El intelectual caminando
Ni un solo momento parpadeó la curiosidad con la que guió sus pasos en la tierra

Al final de su vida Ayala soportaba con resignación las apelaciones a su edad como un signo del tópico que encierra todo elogio a algunos supuestos agrandados de la ancianidad. Para él la experiencia tampoco era un grado de distinción, pues se era sabio, o lúcido, o tonto, con treinta años o con cien, así que había que ir viviendo, hasta que se extinguiera el tiempo propio. Ni un solo momento parpadeó la curiosidad con la que guió sus pasos en la tierra.

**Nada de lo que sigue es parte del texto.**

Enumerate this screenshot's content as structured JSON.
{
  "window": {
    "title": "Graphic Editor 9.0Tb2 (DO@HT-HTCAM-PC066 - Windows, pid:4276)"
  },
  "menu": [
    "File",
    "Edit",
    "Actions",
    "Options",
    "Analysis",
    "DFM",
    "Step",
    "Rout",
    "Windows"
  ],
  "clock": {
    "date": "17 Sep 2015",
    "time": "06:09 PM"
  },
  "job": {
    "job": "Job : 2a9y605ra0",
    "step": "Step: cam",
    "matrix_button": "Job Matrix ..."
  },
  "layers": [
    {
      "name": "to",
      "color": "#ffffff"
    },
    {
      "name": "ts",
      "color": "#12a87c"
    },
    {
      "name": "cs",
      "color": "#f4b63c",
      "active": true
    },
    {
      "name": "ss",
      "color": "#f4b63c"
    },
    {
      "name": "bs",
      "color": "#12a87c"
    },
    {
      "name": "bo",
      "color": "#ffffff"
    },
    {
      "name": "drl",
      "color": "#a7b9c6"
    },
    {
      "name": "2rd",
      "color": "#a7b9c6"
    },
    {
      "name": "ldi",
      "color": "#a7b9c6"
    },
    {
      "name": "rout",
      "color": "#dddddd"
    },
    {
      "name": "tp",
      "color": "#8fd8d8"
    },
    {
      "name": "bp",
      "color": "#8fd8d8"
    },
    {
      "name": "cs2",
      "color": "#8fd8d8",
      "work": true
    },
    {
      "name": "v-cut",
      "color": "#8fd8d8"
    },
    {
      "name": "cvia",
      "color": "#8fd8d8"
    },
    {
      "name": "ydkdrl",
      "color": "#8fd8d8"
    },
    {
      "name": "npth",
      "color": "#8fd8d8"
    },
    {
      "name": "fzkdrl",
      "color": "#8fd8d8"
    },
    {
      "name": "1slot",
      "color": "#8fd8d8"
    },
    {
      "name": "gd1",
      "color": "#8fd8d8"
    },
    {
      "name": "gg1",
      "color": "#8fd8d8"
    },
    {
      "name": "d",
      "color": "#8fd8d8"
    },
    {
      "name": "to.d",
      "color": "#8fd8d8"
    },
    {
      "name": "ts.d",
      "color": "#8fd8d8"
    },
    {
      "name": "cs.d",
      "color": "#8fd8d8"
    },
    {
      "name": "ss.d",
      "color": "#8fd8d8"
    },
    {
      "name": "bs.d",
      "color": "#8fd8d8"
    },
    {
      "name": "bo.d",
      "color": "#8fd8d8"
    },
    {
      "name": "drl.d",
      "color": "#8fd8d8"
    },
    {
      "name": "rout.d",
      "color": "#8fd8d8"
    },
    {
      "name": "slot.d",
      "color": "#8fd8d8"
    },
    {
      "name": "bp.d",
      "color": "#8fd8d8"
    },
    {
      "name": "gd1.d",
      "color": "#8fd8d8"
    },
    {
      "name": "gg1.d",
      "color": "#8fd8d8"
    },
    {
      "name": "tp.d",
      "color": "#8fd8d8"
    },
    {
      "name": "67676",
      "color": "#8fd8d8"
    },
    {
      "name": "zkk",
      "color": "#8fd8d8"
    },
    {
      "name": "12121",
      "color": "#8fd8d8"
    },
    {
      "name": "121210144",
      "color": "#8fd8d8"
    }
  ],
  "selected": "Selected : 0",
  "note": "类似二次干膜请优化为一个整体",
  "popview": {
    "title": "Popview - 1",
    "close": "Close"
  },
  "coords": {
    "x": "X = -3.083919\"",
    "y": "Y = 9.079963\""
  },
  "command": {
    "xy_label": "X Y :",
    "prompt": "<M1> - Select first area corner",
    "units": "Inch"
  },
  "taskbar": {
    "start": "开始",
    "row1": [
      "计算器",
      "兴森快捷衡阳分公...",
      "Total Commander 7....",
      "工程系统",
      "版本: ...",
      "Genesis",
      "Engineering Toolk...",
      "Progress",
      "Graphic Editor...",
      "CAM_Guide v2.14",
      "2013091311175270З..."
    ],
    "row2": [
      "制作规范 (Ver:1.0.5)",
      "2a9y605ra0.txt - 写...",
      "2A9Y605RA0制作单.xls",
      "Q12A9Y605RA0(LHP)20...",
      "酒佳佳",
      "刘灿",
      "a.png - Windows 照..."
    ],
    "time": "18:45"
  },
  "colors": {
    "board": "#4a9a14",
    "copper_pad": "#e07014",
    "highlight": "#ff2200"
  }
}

Así que surcó el centenario abrumado ante tanto homenaje, mirándolo todo con la misma curiosidad que tuvo en sus años de juventud o de madurez, diciendo lo que le daba la gana de la vida pública, confrontando su experiencia con la realidad que se vivía aquí y repartiendo mandobles o advirtiendo, porque la tragedia que fue el centro de gravedad de su propia época le daba materia para alertar ante la tendencia nacional a repetir errores y otros gritos. Fue un intelectual que caminaba; su viaje, en los últimos tiempos, tenía un recorrido estricto, pues lo llevaba de su casa a Academia, pero cuando estuvo en mejor forma su camino fue mucho más largo. Metafóricamente ese trayecto se inició en Granada y tuvo como centro su patria, España, incluso cuando la tuvo que abandonar como consecuencia de la guerra. Y cuando creyó que era el tiempo de volver aquí no cesó en esa tarea de intelectual andante que puso su escritura al servicio de una España más sensata que la que tuvo que dejar aún oliendo la crueldad de la pólvora. Ahora que en este país el redoble es tan mortecino volver a Ayala y a lo que dice en sus Confrontaciones no es sólo es necesario y saludable sino la inapelable lección del maestro que en este volumen preparado por Carolyn Richmond sigue siendo el español que no se conforma y pregunta.